The precipitating excuse for this bill is the school system of Harrisburg, a system that has suffered from financial mismanagement and so was put in financial receivership, a sort of state takeover, last June. By August, House Speaker Mike Turzai was chomping at the bit, because after all, the state had had almost two whole months to turn things around.
Turzai is a Betsy DeVos fanboy with a long-standing dislike for public education, so Harrisburg's vulnerability must strike him as a great chance to once again try to sell vouchers to a GOP-dominated legislature that has already grabbed onto plenty of choice-flavored assaults on public ed.
The bill is ugly. The state-appointed receiver is directed to offer vouchers, without caps and without oversight. Also, the districts have to provide transportation. Half of the voucher amount ($8,200) would come out of local money and half from the state subsidy. And the bill expressly forbids the state from forcing anyone to accept these vouchers-- so private schools can pick and choose which students they want to accept.
It's also worth remembering that where they have been implemented, vouchers tend to pump lots of public tax money into private religious schools.

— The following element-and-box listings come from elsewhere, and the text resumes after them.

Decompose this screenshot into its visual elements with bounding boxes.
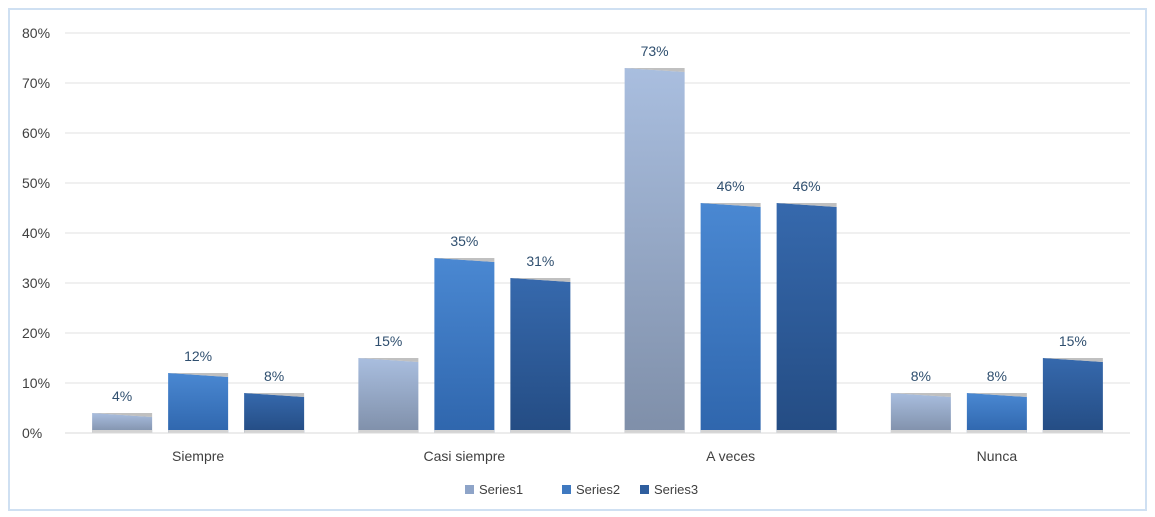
bar	[700, 203, 761, 433]
y-tick-label: 50%	[22, 175, 50, 191]
y-tick-label: 70%	[22, 75, 50, 91]
bar-base	[890, 430, 951, 433]
x-tick-label: Casi siempre	[424, 448, 506, 464]
bar-base	[510, 430, 571, 433]
x-axis: Siempre Casi siempre A veces Nunca	[65, 432, 1130, 464]
bar	[92, 413, 153, 433]
bar-base	[700, 430, 761, 433]
bar-top-bevel	[92, 413, 153, 417]
bar-base	[358, 430, 419, 433]
legend-swatch	[640, 485, 649, 494]
bar-top-bevel	[510, 278, 571, 282]
data-label: 4%	[112, 388, 132, 404]
bar	[168, 373, 229, 433]
bar-top-bevel	[966, 393, 1027, 397]
legend-label: Series1	[479, 482, 523, 497]
y-axis: 0% 10% 20% 30% 40% 50% 60% 70% 80%	[22, 25, 50, 441]
bar-base	[1042, 430, 1103, 433]
y-tick-label: 60%	[22, 125, 50, 141]
bar	[510, 278, 571, 433]
x-tick-label: A veces	[706, 448, 755, 464]
y-tick-label: 40%	[22, 225, 50, 241]
data-labels: 4% 12% 8% 15% 35% 31% 73% 46% 46% 8% 8% 15%	[112, 43, 1087, 404]
data-label: 15%	[1059, 333, 1087, 349]
data-label: 8%	[264, 368, 284, 384]
bar-base	[776, 430, 837, 433]
x-tick-label: Nunca	[977, 448, 1018, 464]
data-label: 15%	[374, 333, 402, 349]
bar	[1042, 358, 1103, 433]
bar	[776, 203, 837, 433]
data-label: 31%	[526, 253, 554, 269]
data-label: 35%	[450, 233, 478, 249]
data-label: 12%	[184, 348, 212, 364]
bar-base	[168, 430, 229, 433]
x-tick-label: Siempre	[172, 448, 224, 464]
bar-base	[244, 430, 305, 433]
bar-top-bevel	[168, 373, 229, 377]
data-label: 46%	[717, 178, 745, 194]
bar-top-bevel	[434, 258, 495, 262]
bar-top-bevel	[700, 203, 761, 207]
data-label: 8%	[987, 368, 1007, 384]
data-label: 73%	[641, 43, 669, 59]
legend-swatch	[465, 485, 474, 494]
bars	[92, 68, 1103, 433]
bar	[244, 393, 305, 433]
bar-base	[624, 430, 685, 433]
y-tick-label: 20%	[22, 325, 50, 341]
bar-base	[92, 430, 153, 433]
bar-top-bevel	[890, 393, 951, 397]
bar	[966, 393, 1027, 433]
legend-swatch	[562, 485, 571, 494]
bar-top-bevel	[624, 68, 685, 72]
y-tick-label: 0%	[22, 425, 42, 441]
y-tick-label: 80%	[22, 25, 50, 41]
bar	[434, 258, 495, 433]
data-label: 8%	[911, 368, 931, 384]
bar	[890, 393, 951, 433]
y-tick-label: 30%	[22, 275, 50, 291]
bar-base	[434, 430, 495, 433]
bar	[624, 68, 685, 433]
legend-label: Series2	[576, 482, 620, 497]
y-tick-label: 10%	[22, 375, 50, 391]
bar-top-bevel	[358, 358, 419, 362]
bar	[358, 358, 419, 433]
bar-top-bevel	[776, 203, 837, 207]
bar-top-bevel	[1042, 358, 1103, 362]
legend: Series1 Series2 Series3	[465, 482, 698, 497]
data-label: 46%	[793, 178, 821, 194]
bar-base	[966, 430, 1027, 433]
legend-label: Series3	[654, 482, 698, 497]
bar-top-bevel	[244, 393, 305, 397]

In other words, this bill will literally require taxpayers to send their tax dollars to schools that may refuse to accept those taxpayer's children.
Turzai is floating the bullshit claim that this will somehow have a financial benefit to the district. It won't. It will drain millions of dollars from a struggling district, allowing only certain select students to move to voucher schools, without any oversight to let the taxpayers know how those dollars were spent. Plus that whole separation of church and state thing.
This bill is bad, bad news. It's another assault on public education, and honestly I don't know why conservatives aren't bothered by the whole "We're just going to send taxpayer money whereever and you don't get to ask any questions about what happened to it ever."
But the thing is out of comittee, which means it will be up for general vote at some point. So if you're in PA, now's a good time to get ahold of your legislator and ask them in forceful terms to vote "no" on this damned thing.